1. The real question that has been raised on behalf of the appellants in this case is, whether the notice which was served upon the appellants in Bhadro 1302, calling upon them to vacate the land in suit in Baisak 1303, is a good notice, having regard to the provisions of Section 49 of the Bengal Tenancy Act. The defendants have been found to be under-raiyats to whom the provisions of that section are applicable. The contention on behalf of the appellants is that, inasmuch as they were required to vacate the land in the early part of the year, and not at the end of the year, it is a bad notice, and therefore the suit based upon such a notice is not maintainable. Section 49 provides:

An under-raiyat shall not be liable to be ejected by his landlord, except (a) on the expiration of a term of a written lease; (b) when holding otherwise than under a written lease, at the end of the agricultural year next following the year in which a notice to quit is served upon him by his landlord.

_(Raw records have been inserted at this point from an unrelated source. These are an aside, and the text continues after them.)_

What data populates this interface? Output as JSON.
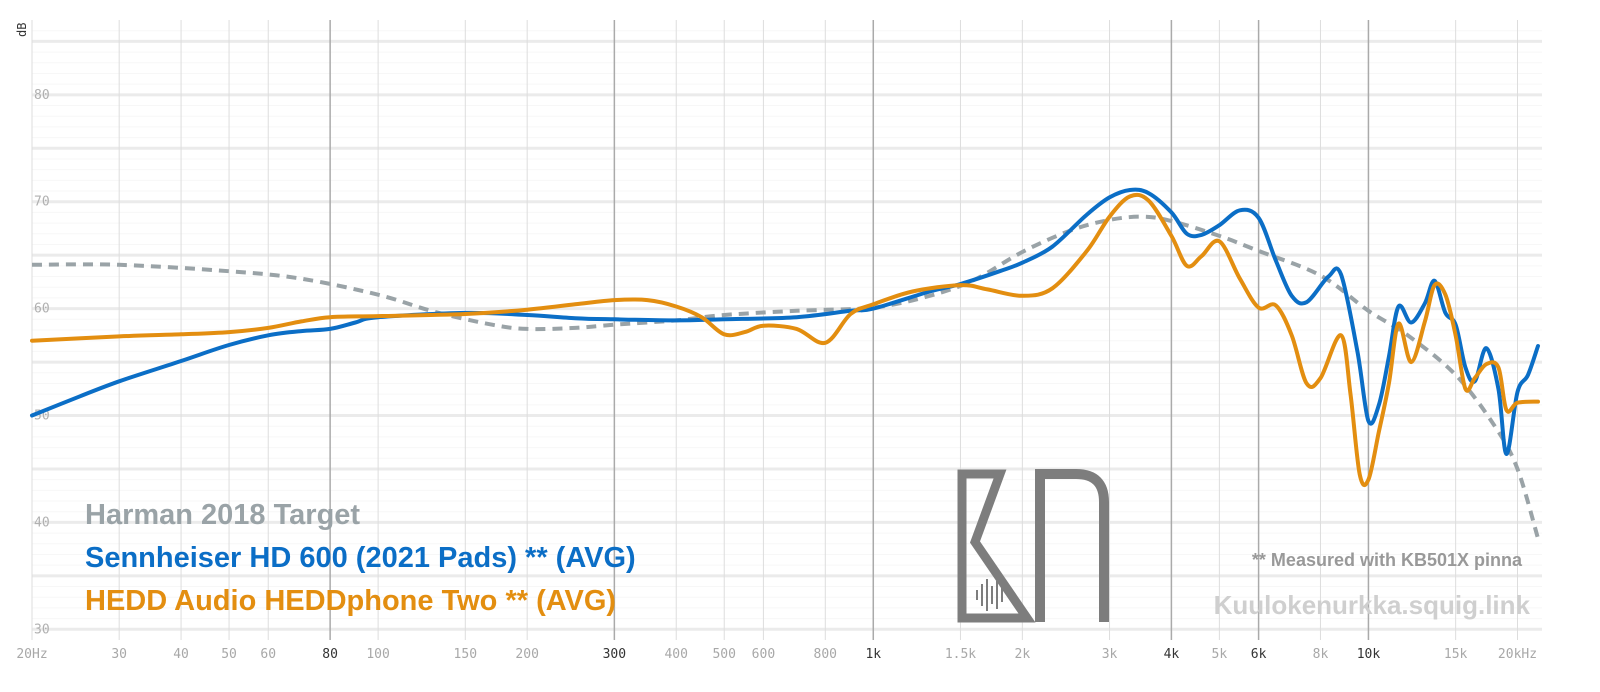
{
  "chart_data": {
    "type": "line",
    "ylabel": "dB",
    "ylim": [
      29,
      87
    ],
    "xlim": [
      20,
      22000
    ],
    "x_scale": "log",
    "y_ticks": [
      30,
      40,
      50,
      60,
      70,
      80
    ],
    "x_ticks": [
      {
        "f": 20,
        "label": "20Hz",
        "major": false
      },
      {
        "f": 30,
        "label": "30",
        "major": false
      },
      {
        "f": 40,
        "label": "40",
        "major": false
      },
      {
        "f": 50,
        "label": "50",
        "major": false
      },
      {
        "f": 60,
        "label": "60",
        "major": false
      },
      {
        "f": 80,
        "label": "80",
        "major": true
      },
      {
        "f": 100,
        "label": "100",
        "major": false
      },
      {
        "f": 150,
        "label": "150",
        "major": false
      },
      {
        "f": 200,
        "label": "200",
        "major": false
      },
      {
        "f": 300,
        "label": "300",
        "major": true
      },
      {
        "f": 400,
        "label": "400",
        "major": false
      },
      {
        "f": 500,
        "label": "500",
        "major": false
      },
      {
        "f": 600,
        "label": "600",
        "major": false
      },
      {
        "f": 800,
        "label": "800",
        "major": false
      },
      {
        "f": 1000,
        "label": "1k",
        "major": true
      },
      {
        "f": 1500,
        "label": "1.5k",
        "major": false
      },
      {
        "f": 2000,
        "label": "2k",
        "major": false
      },
      {
        "f": 3000,
        "label": "3k",
        "major": false
      },
      {
        "f": 4000,
        "label": "4k",
        "major": true
      },
      {
        "f": 5000,
        "label": "5k",
        "major": false
      },
      {
        "f": 6000,
        "label": "6k",
        "major": true
      },
      {
        "f": 8000,
        "label": "8k",
        "major": false
      },
      {
        "f": 10000,
        "label": "10k",
        "major": true
      },
      {
        "f": 15000,
        "label": "15k",
        "major": false
      },
      {
        "f": 20000,
        "label": "20kHz",
        "major": false
      }
    ],
    "series": [
      {
        "name": "Harman 2018 Target",
        "color": "#9aa3a7",
        "dashed": true,
        "points": [
          [
            20,
            64.1
          ],
          [
            30,
            64.1
          ],
          [
            50,
            63.5
          ],
          [
            70,
            62.8
          ],
          [
            100,
            61.3
          ],
          [
            130,
            59.7
          ],
          [
            170,
            58.5
          ],
          [
            200,
            58.1
          ],
          [
            250,
            58.2
          ],
          [
            300,
            58.5
          ],
          [
            400,
            58.9
          ],
          [
            500,
            59.4
          ],
          [
            700,
            59.8
          ],
          [
            1000,
            60.1
          ],
          [
            1300,
            61.2
          ],
          [
            1600,
            62.7
          ],
          [
            2000,
            65.3
          ],
          [
            2500,
            67.3
          ],
          [
            3000,
            68.3
          ],
          [
            3500,
            68.6
          ],
          [
            4000,
            68.2
          ],
          [
            5000,
            66.8
          ],
          [
            6000,
            65.4
          ],
          [
            8000,
            63.1
          ],
          [
            10000,
            59.8
          ],
          [
            12000,
            57.5
          ],
          [
            15000,
            53.8
          ],
          [
            18000,
            49.0
          ],
          [
            20000,
            45.0
          ],
          [
            22000,
            38.5
          ]
        ]
      },
      {
        "name": "Sennheiser HD 600 (2021 Pads) ** (AVG)",
        "color": "#0b6ec6",
        "dashed": false,
        "points": [
          [
            20,
            50.0
          ],
          [
            25,
            51.8
          ],
          [
            30,
            53.2
          ],
          [
            40,
            55.1
          ],
          [
            50,
            56.6
          ],
          [
            60,
            57.5
          ],
          [
            70,
            57.9
          ],
          [
            80,
            58.1
          ],
          [
            90,
            58.7
          ],
          [
            100,
            59.2
          ],
          [
            150,
            59.6
          ],
          [
            200,
            59.4
          ],
          [
            250,
            59.1
          ],
          [
            300,
            59.0
          ],
          [
            400,
            58.9
          ],
          [
            500,
            59.0
          ],
          [
            700,
            59.2
          ],
          [
            900,
            59.8
          ],
          [
            1000,
            60.0
          ],
          [
            1300,
            61.6
          ],
          [
            1500,
            62.3
          ],
          [
            1800,
            63.5
          ],
          [
            2000,
            64.3
          ],
          [
            2300,
            65.8
          ],
          [
            2700,
            68.8
          ],
          [
            3000,
            70.4
          ],
          [
            3300,
            71.1
          ],
          [
            3600,
            70.8
          ],
          [
            4000,
            69.0
          ],
          [
            4300,
            67.0
          ],
          [
            4600,
            66.9
          ],
          [
            5000,
            67.8
          ],
          [
            5500,
            69.2
          ],
          [
            6000,
            68.5
          ],
          [
            6500,
            64.5
          ],
          [
            7000,
            61.2
          ],
          [
            7500,
            60.6
          ],
          [
            8300,
            63.0
          ],
          [
            8800,
            63.2
          ],
          [
            9500,
            56.0
          ],
          [
            10000,
            49.5
          ],
          [
            10500,
            51.0
          ],
          [
            11000,
            55.5
          ],
          [
            11500,
            60.2
          ],
          [
            12200,
            58.7
          ],
          [
            13000,
            60.5
          ],
          [
            13600,
            62.6
          ],
          [
            14300,
            59.6
          ],
          [
            15000,
            58.5
          ],
          [
            15700,
            54.5
          ],
          [
            16400,
            53.2
          ],
          [
            17300,
            56.3
          ],
          [
            18300,
            52.5
          ],
          [
            19000,
            46.4
          ],
          [
            20000,
            52.2
          ],
          [
            21000,
            53.8
          ],
          [
            22000,
            56.5
          ]
        ]
      },
      {
        "name": "HEDD Audio HEDDphone Two ** (AVG)",
        "color": "#e38e10",
        "dashed": false,
        "points": [
          [
            20,
            57.0
          ],
          [
            30,
            57.4
          ],
          [
            40,
            57.6
          ],
          [
            50,
            57.8
          ],
          [
            60,
            58.2
          ],
          [
            70,
            58.8
          ],
          [
            80,
            59.2
          ],
          [
            100,
            59.3
          ],
          [
            150,
            59.5
          ],
          [
            200,
            59.9
          ],
          [
            250,
            60.4
          ],
          [
            300,
            60.8
          ],
          [
            350,
            60.8
          ],
          [
            400,
            60.2
          ],
          [
            450,
            59.2
          ],
          [
            500,
            57.6
          ],
          [
            550,
            57.8
          ],
          [
            600,
            58.4
          ],
          [
            700,
            58.1
          ],
          [
            800,
            56.8
          ],
          [
            900,
            59.5
          ],
          [
            1000,
            60.4
          ],
          [
            1200,
            61.6
          ],
          [
            1500,
            62.2
          ],
          [
            1700,
            61.8
          ],
          [
            2000,
            61.2
          ],
          [
            2300,
            61.9
          ],
          [
            2700,
            65.4
          ],
          [
            3000,
            68.6
          ],
          [
            3300,
            70.5
          ],
          [
            3600,
            70.1
          ],
          [
            4000,
            66.8
          ],
          [
            4300,
            64.0
          ],
          [
            4600,
            64.9
          ],
          [
            5000,
            66.3
          ],
          [
            5500,
            62.8
          ],
          [
            6000,
            60.1
          ],
          [
            6500,
            60.3
          ],
          [
            7000,
            57.5
          ],
          [
            7500,
            53.0
          ],
          [
            8000,
            53.5
          ],
          [
            8800,
            57.5
          ],
          [
            9200,
            52.0
          ],
          [
            9600,
            44.5
          ],
          [
            10000,
            44.0
          ],
          [
            10500,
            48.5
          ],
          [
            11000,
            53.0
          ],
          [
            11500,
            58.6
          ],
          [
            12200,
            55.0
          ],
          [
            13000,
            58.8
          ],
          [
            13600,
            62.2
          ],
          [
            14300,
            61.3
          ],
          [
            15000,
            57.5
          ],
          [
            15700,
            52.5
          ],
          [
            16400,
            53.5
          ],
          [
            17300,
            54.8
          ],
          [
            18300,
            54.5
          ],
          [
            19000,
            50.5
          ],
          [
            20000,
            51.2
          ],
          [
            22000,
            51.3
          ]
        ]
      }
    ]
  },
  "legend": {
    "target": "Harman 2018 Target",
    "headphone1": "Sennheiser HD 600 (2021 Pads) ** (AVG)",
    "headphone2": "HEDD Audio HEDDphone Two ** (AVG)"
  },
  "note": "** Measured with KB501X pinna",
  "site": "Kuulokenurkka.squig.link",
  "logo": "KN"
}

2. What we are really asked to do is to insert after the words' notice to quit 'the words ' expiring at the end of the said year;' for Clause (b) of the section, as it stands, does not require that the notice should mention any particular time within which the under-raiyat is to quit the land. Referring to the provisions of Section 106 of the Transfer of Property Act, we find that where the Legislature intends that a notice to quit should specify the precise time within which the person to whom it is given must quit, it uses words which indicate that intention. There, the words are 'by six months' notice expiring with the end of a year of the tenancy,' and again 'by fifteen days' notice expiring with the end of a month of the tenancy.' Similar words do not occur in Section 49 of the Bengal Tenancy Act, and we are therefore unable to say that the notice in question was bad in law. The view that we adopt is the same which was laid down by a Divisional Bench of this Court in the case of Naharullah Patwari v. Madan Gazi (1896) 1 C.W.N 133. Mr. Justice Macpherson in delivering the judgment of the Court, made, amongst others, the following observations:

The Legislature advisedly seems to have refrained from fixing any period of notice, and the section was probably framed as it is framed with the view of doing away with all questions of the unreasonableness or otherwise of the notice, it being considered sufficient to intimate the landlord's intention of determining the tenancy and leaving the law to operate, so that the raiyat, if he chooses to remain on the land, shall not be ejected until a certain time had expired after the notice was served. The circumstance that the landlord has called upon the tenant to quit at a time when he could not compel him to do so does not, we think, vitiate the notice. A notice to quit without specifying any period would be open to the same objection on the ground that it was a notice to quit at once.

3. The suit for ejectment founded on the notice in question was not brought until two years after the expiry of the year 1303, and it is obvious therefore that the defendants could not have been prejudiced by reason of the notice not specifying the time at which they would be liable to ejectment under the provisions of Section 49 of trie Act.

4. The appeal is dismissed with costs.